The first decomposition was divided as if it were a flowchart. Modules represent steps needed to achieve the result. This might be a good approach for small programs although it’s not scalable because dependencies are not isolated and changes are costly.
Even both programs may have exactly the same representation after compilation, they have much different code, which affects readability. Also they are different in specification and documentation. From that point of view modularity affects learning curve of the theory behind the system.
My thoughts
The article shows that it’s beneficial to give more thoughts to the design of the system but its difficult to objectively evaluate your own ideas. The tool I like to use is the list of currently planned features, possible feature requests, failure scenarios or security threats. Simply take your design and ask yourself: how it would perform under this stressor?
Another thing you can do is looking at modules boundaries. You can try to find the division of the system/classes that minimizes size of the interfaces and overall complexity. Can edge cases be ruled out by different design? Is there generic logic that could serve multiple modules? What would be the minimal set of operations to perform this task?
It might happen that during implementation you realize facts that affect foundation of the solution.
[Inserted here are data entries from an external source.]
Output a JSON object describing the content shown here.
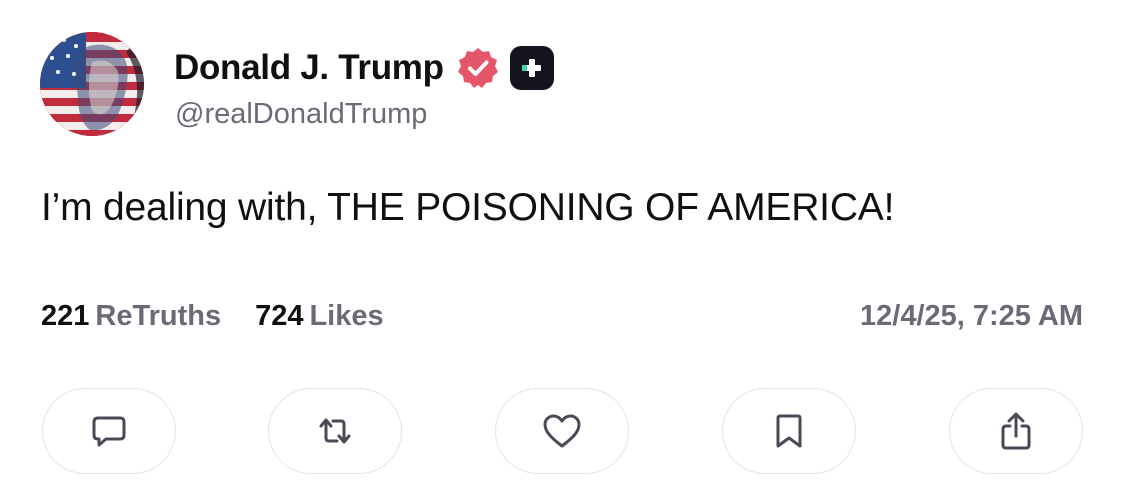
{
  "profile": {
    "display_name": "Donald J. Trump",
    "handle": "@realDonaldTrump",
    "verified_icon": "verified-badge-icon",
    "badge_icon": "truth-plus-icon",
    "verified_color": "#e5566a"
  },
  "post": {
    "text": "I’m dealing with, THE POISONING OF AMERICA!",
    "retruths_count": "221",
    "retruths_label": "ReTruths",
    "likes_count": "724",
    "likes_label": "Likes",
    "timestamp": "12/4/25, 7:25 AM"
  },
  "actions": [
    {
      "name": "reply",
      "icon": "reply-icon"
    },
    {
      "name": "retruth",
      "icon": "retruth-icon"
    },
    {
      "name": "like",
      "icon": "heart-icon"
    },
    {
      "name": "bookmark",
      "icon": "bookmark-icon"
    },
    {
      "name": "share",
      "icon": "share-icon"
    }
  ],
  "colors": {
    "text_primary": "#0f0f14",
    "text_secondary": "#6b6b78",
    "button_border": "#e4e4ea",
    "icon_color": "#4a4a57"
  }
}
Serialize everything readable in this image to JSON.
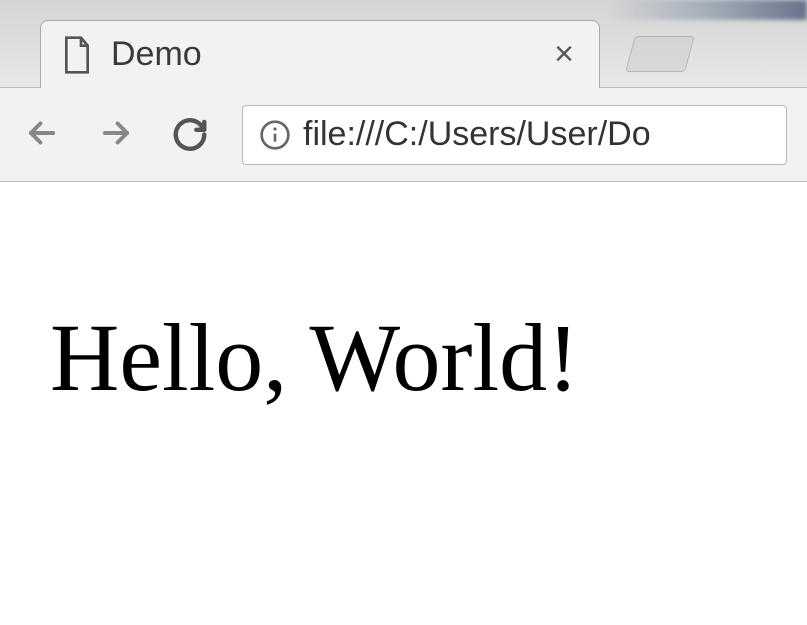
{
  "tab": {
    "title": "Demo",
    "icon": "file-icon"
  },
  "address": {
    "url": "file:///C:/Users/User/Do"
  },
  "page": {
    "heading": "Hello, World!"
  }
}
Prototypes help to validate early ideas, the quicker you fail the better it is for the solution. It is a privilege to use LLM and fail quickly comparing to 50 years ago. In the paper Parnas mentions that experienced engineer would take 2 weeks to build KWIC system, while we can build it under 5 minutes!
Summary
Information hiding is foundational and Parnas shows why it’s an effective criteria to decompose systems into modules. Well-divided responsibilities result in organized, easy-to-read and maintainable code. The idea works in many layers—it’s effective in solving single-class responsibility as well as putting boundaries between domains in bigger systems.
Personally I enjoyed this paper because it introduces simple idea we take for granted. It was fun to uncover the original example and dig into state of software engineering in 1972.